In March, as the city council considered approving the doubled STIA rate, Councilmember Dan Strauss drew a line from tourism to the city’s ongoing homelessness crisis, which is especially concentrated downtown where many visitors stay.
“How are you partnering with the Regional Homelessness Authority?” Strauss asked Visit Seattle representatives during a March 23 council committee meeting. “For the RHA to be successful, we all have to do a little bit.”
Boesche told Crosscut that the STIA ordinance restricts the revenue to leisure tourism-related expenses, so they cannot use it to pay for homelessness response work. But he argues that the tourism industry helps address the housing crisis because 37.5% of the King County lodging tax helps pay for affordable housing and services for homeless youth.
As the hotel industry recovers, the doubled STIA rate is expected to start generating $18 to $19 million a year for Visit Seattle, a figure that could put them closer to other destinations relying on a similar special taxing authority.
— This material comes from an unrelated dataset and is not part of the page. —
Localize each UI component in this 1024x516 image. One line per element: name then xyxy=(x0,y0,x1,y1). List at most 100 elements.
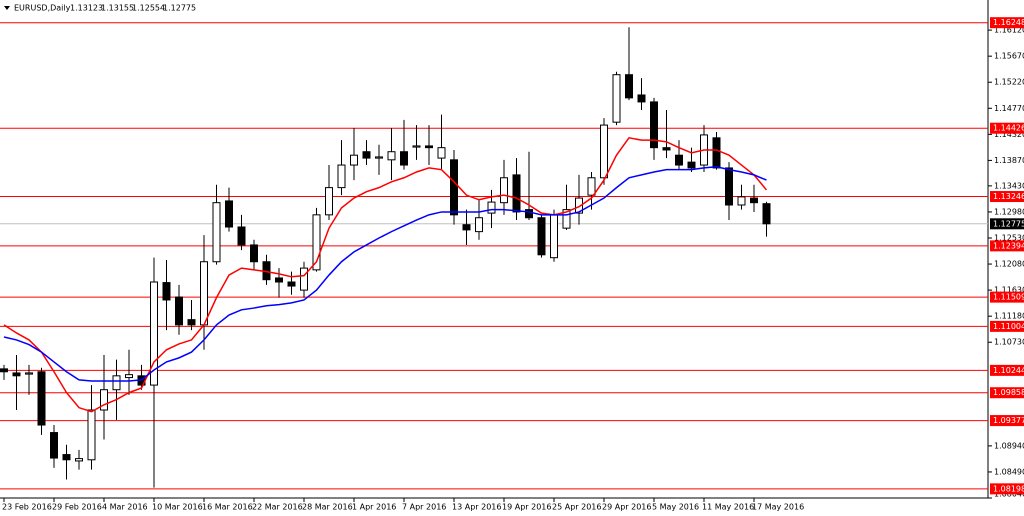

Los Angeles generated $15 million in 2021 from its special tourism tax. Portland, one of Seattle’s biggest competitors for tourism, raised $22 million.
Steve Sasso, Motif Hotel general manager and chair of the STIA ratepayers board, said the marketing efforts are especially important in the off season. He explained, “In the summer we’ll do well. But it’ll be hard without really cohesive marketing campaigns and efforts by everybody to continue to raise that level of awareness to keep visitors coming during shoulder season and off season.”
Some say that the pandemic recovery isn’t being felt evenly among hotel and restaurant owners and management and the service workers in the industry.
“Workers and our members hit rock bottom in the pandemic. There are fewer people at work still in most of our workplaces. Those fewer people are doing more work than they did before the pandemic and doing it in more difficult conditions,” said Stefan Moritz, director of strategic affairs at Unite Here Local 8, a union that represents hotel and hospitality workers.
According to the most recent data from King County, staffing in the lodging industry is still down 39% from pre-pandemic levels. For one, that means fewer people are left to do the work of nearly twice the staff as visitor rates recover. But Moritz said there are added challenges, such as pandemic policies of cleaning rooms only between guests instead of daily, meaning rooms can be far messier, creating even harder conditions for short-staffed housekeepers.
Moritz said the union doesn’t have a stance on doubling the STIA or how it’s being used to market tourism. Instead, he sees the return from rock bottom as a moment to think bigger about how the industry operates.
“We need to have a bigger conversation about what a recovery in the industry looks like and how we can build more sustainable tourism in Seattle in general. Just increasing the budget for marketing isn’t doing that. For us it’s a question of fighting for a better hospitality industry for both the workers we represent and also the community.”
Boesche recognized the challenging moment the industry is in, both for bringing guests back and for rebuilding its workforce.
“It’s a game of chicken-and-the-egg right now,” Boesche said. “It creates a friction period where demand is surging, and that’s going to be superseded by some of the challenges with staffing levels. I know hotels are working to bring back staff and ensure tourism and hospitality is a lifelong industry for folks.”
Correction: A previous version of the story referred to the STIA fee as a "tax." The City of Seattle and Washington Department of Revenue consider it a fee or assessment, not a tax.